Belanda melalui mata uang gulden-nya, pada awal masa penjajahan sampai hingga ratusan tahun berkuasa di Nusantara, terus menjajah perekonomian bangsa. Setelahnya, bangsa Jepang juga turut mengenalkan mata uangnya yakni Dai Nippon ke Nusantara pada era pendudukannya. Tonggak sejarah proklamasi kemerdekaan tahun 1945 tampaknya tak menyurutkan niat Belanda untuk terus menunggangi kedaulatan Indonesia. Melalui agresi militer Belanda I dan II, Belanda memetaformosiskan mata uang-nya yang baru, yakni NICA untuk diedarkan di Nusantara. Faktor kekayaan alam bumi Indonesia sebagai salah satu sumber utama pendapatan Belanda menjadi alasan Belanda tidak rela melepaskan Indonesia.
Para pendiri bangsa, yang saat itu dimotori oleh Wapres RI Mohammad Hatta dan tokoh bangsa lainnya berupaya keras untuk menangkis dengan segala cara agar uang Rupiah dapat berdaulat di negeri sendiri. Merangkum sejarah, uang Gulden, uang NICA, uang Dai Nippon, sampai dengan uang teritorial mendapatkan perlawanan seimbang dari uang RI saat itu, yakni Oeang Republik Indonesia (ORI). Rupiah atau ORI saat itu dicetak dan diedarkan dengan segala keterbatasan, namun hal ini terabaikan dengan semangat dan tekad kuat dari pendiri bangsa agar Rupiah dapat segera berdaulat. Hal ini dapat dimaknai bahwa kedaulatan rupiah merupakan hasil jerih payah perjuangan, bukan hadir secara cuma-cuma.

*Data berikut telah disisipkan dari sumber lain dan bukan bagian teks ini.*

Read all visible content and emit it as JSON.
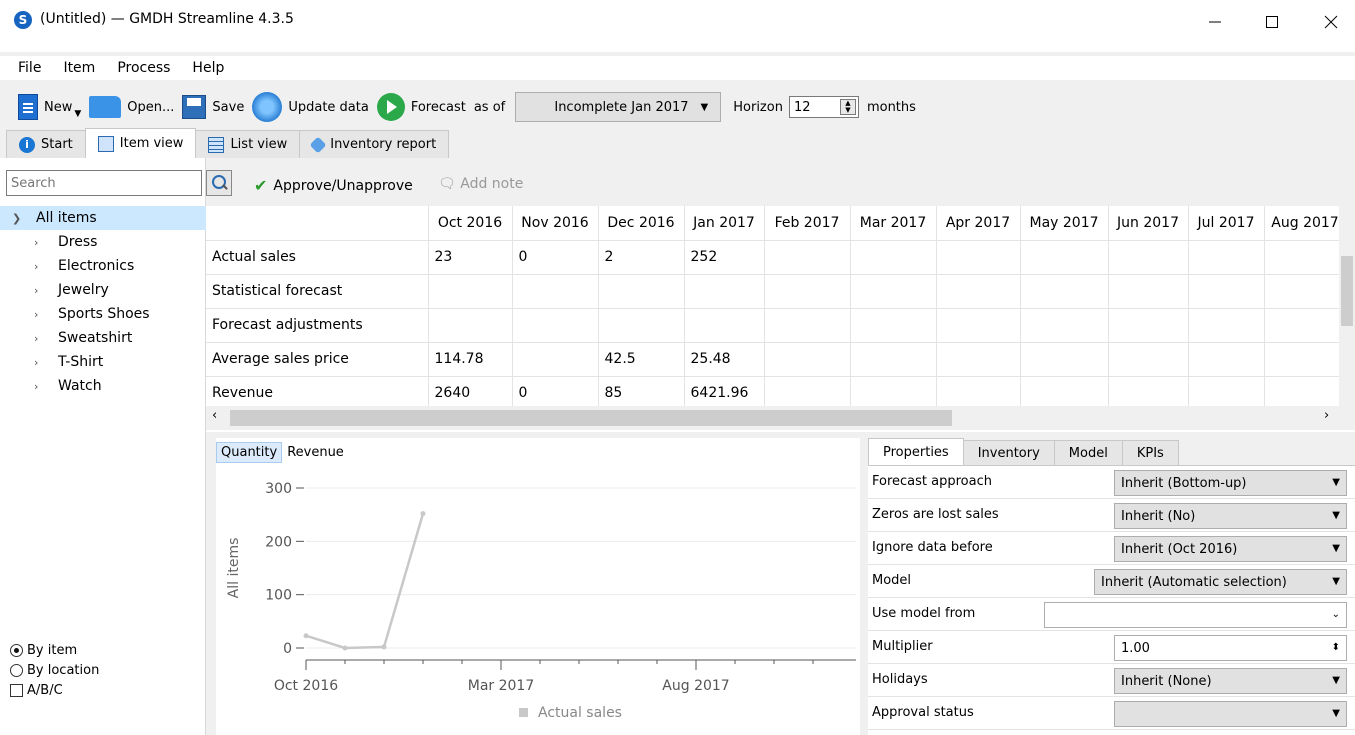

Beberapa fakta sejarah tersebut dapat kita temui dalam buku yang berjudul “Rupiah untuk Kedaulatan Negara". Tidak hanya fakta, buku ini juga kaya akan inspirasi bagaimana para pejuang dan pemikir kemerdekaan merumuskan kebijakan ekonomi keuangan nasional yang berdikari, serta anti terhadap kolonialisme. Buku ini secara resmi diluncurkan oleh Gubernur Bank Indonesia, Perry Warjiyo pada acara Pembukaan Festival Rupiah Berdaulat Indonesia (FERBI) 2024 pada tanggal 16 Agustus 2024. Peluncuran buku ini menjadi spesial, karena selain khusus membahas Rupiah dalam lintas peristiwa sejarah, juga diluncurkan pada momen HUT ke-79 Kemerdekaan RI.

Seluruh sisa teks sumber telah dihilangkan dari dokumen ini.